Well, except for the part where I said “Especially in the world we live in today, in which self-publishing is easy to do and offers the same access (at least electronically) to the marketplace, if one has to choose between a bad contract and self-publishing, I know which I would advise.” Self-publishing is publishing.
If you are going to characterize what I said, do me the simple courtesy of reading what I wrote.
Beyond that, your understanding of what constitutes a bad contract appears to be very limited, because all you seem to believe the contract is about is the money up front. Getting $1,000 is terrible idea if it means you lose control of the work and the publisher is allowed to exploit it moving forward without compensation to you.
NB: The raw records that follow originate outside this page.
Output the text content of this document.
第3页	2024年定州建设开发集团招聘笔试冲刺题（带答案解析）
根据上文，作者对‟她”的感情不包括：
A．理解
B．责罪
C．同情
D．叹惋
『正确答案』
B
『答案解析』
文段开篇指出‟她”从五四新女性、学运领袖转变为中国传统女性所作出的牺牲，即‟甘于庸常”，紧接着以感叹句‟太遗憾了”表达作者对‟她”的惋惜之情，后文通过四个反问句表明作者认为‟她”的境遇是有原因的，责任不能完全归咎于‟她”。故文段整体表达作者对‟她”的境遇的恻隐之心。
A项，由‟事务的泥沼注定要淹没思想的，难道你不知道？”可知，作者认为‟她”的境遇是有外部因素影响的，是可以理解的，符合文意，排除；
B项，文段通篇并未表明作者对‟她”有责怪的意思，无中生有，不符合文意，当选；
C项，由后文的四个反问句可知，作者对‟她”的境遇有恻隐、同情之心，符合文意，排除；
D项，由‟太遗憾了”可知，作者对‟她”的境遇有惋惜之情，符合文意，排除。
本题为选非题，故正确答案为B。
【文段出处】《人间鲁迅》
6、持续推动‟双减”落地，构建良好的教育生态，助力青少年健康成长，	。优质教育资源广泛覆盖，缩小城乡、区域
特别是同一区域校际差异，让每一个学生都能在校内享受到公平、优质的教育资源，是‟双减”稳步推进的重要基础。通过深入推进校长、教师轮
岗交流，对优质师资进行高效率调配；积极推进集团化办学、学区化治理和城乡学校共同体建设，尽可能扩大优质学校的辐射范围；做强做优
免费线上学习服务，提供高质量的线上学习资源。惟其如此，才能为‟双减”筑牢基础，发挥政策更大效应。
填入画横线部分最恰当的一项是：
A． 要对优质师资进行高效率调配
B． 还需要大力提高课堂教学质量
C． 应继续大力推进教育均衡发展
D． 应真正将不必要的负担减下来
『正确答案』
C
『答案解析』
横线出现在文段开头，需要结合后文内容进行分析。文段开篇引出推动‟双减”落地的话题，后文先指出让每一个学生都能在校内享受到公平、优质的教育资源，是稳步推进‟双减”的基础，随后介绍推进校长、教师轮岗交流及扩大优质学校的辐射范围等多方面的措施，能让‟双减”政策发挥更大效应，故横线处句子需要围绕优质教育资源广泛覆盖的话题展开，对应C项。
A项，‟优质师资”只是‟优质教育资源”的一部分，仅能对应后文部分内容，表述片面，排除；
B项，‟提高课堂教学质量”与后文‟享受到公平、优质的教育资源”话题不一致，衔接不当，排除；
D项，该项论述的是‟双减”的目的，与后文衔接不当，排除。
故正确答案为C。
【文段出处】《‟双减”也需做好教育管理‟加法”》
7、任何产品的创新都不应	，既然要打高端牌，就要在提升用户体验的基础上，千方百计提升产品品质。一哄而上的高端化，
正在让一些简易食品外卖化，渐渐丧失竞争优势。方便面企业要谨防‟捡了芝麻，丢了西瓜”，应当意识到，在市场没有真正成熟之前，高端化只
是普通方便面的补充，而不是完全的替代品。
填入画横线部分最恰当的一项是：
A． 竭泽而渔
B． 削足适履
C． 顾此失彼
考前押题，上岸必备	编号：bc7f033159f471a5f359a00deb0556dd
Even if you don’t publish ever again, there are still a multitude of ways a bad contract will screw you, in ways that $1,000 (or whatever low sum you would receive) is meager compensation for.
Essentially, what you are saying, dpmaine, is that if someone who is a terrible writer who never wants to publish again and doesn’t care what happens to his work wants to sign a bad contract, then my suggestion to him that he pass on that bad contract is not good advice. But even in that utterly ridiculous, unrealistic, highly contingent scenario, you are wrong. A bad contract will hurt you even if you don’t ever publish again. In fact, you are likely to be better off not publishing than signing a bad contract, or self-publishing and retaining all the rights to your work so you can better exploit them yourself later — as many authors have when they’ve initially self-published, including myself.
dpmaine, seriously: You have no idea what you’re talking about. You’re doing that thing people who have no idea what they are talking about do, which is to believe that if you just keep arguing, and repeating your points even when they’ve been knocked down, you’ll be able to fumble your way into a winning argument. But you won’t in this case because you have no idea what you’re talking about, and you are talking to someone who does. Which means that you’re simply moving from one pothole in your knowledge to another in a way which is obvious to other people but not to you. You’re like an anti-vaxxer talking to an immunologist.
So to spare you and the rest of us from more long posts on the subject that do nothing other than make the point that you’re ignorant in this field and don’t understand that continuing to go on when you’re ignorant doesn’t make you look smarter, but, rather, the opposite, this is where I tell you that you’re done with the thread. Move on, please.
[Deleted unread because apparently dpmaine has not read the site’s comment policy and is not aware of what “move on” means. Fortunately I’ve included the link, so he can learn – JS]
Thanks for the link I Got It.
a. For authors who are below average talent…
…You must accept that at some point an author will reach his or her potential and there will be no further improvements.
(Emphasis mine). This is a particularly annoying myth about the creative arts–that either you have “talent” or you don’t. Decades of observation of real people in the real world refutes this. What you have or don’t have is passion for and persistence at the art in question, and thus the drive, the willingness to work learning the craft until you get good at it.
“Talent” is, at best, a predisposition for the art in question that gives you a leg up in learning it–but you still have to learn the art or craft. Laziness is not “lack of talent”, neither is impatience or poor skills in the field.
p.s. The only author who “reaches his potential” is the one who thinks he or she is too good to need to learn to write better.
I should note that as I’ve told dpmaine that he is off the thread, it’s best not to address points in his arguments now because he’s not going to be able to respond, and that’s not fair to him. Thanks.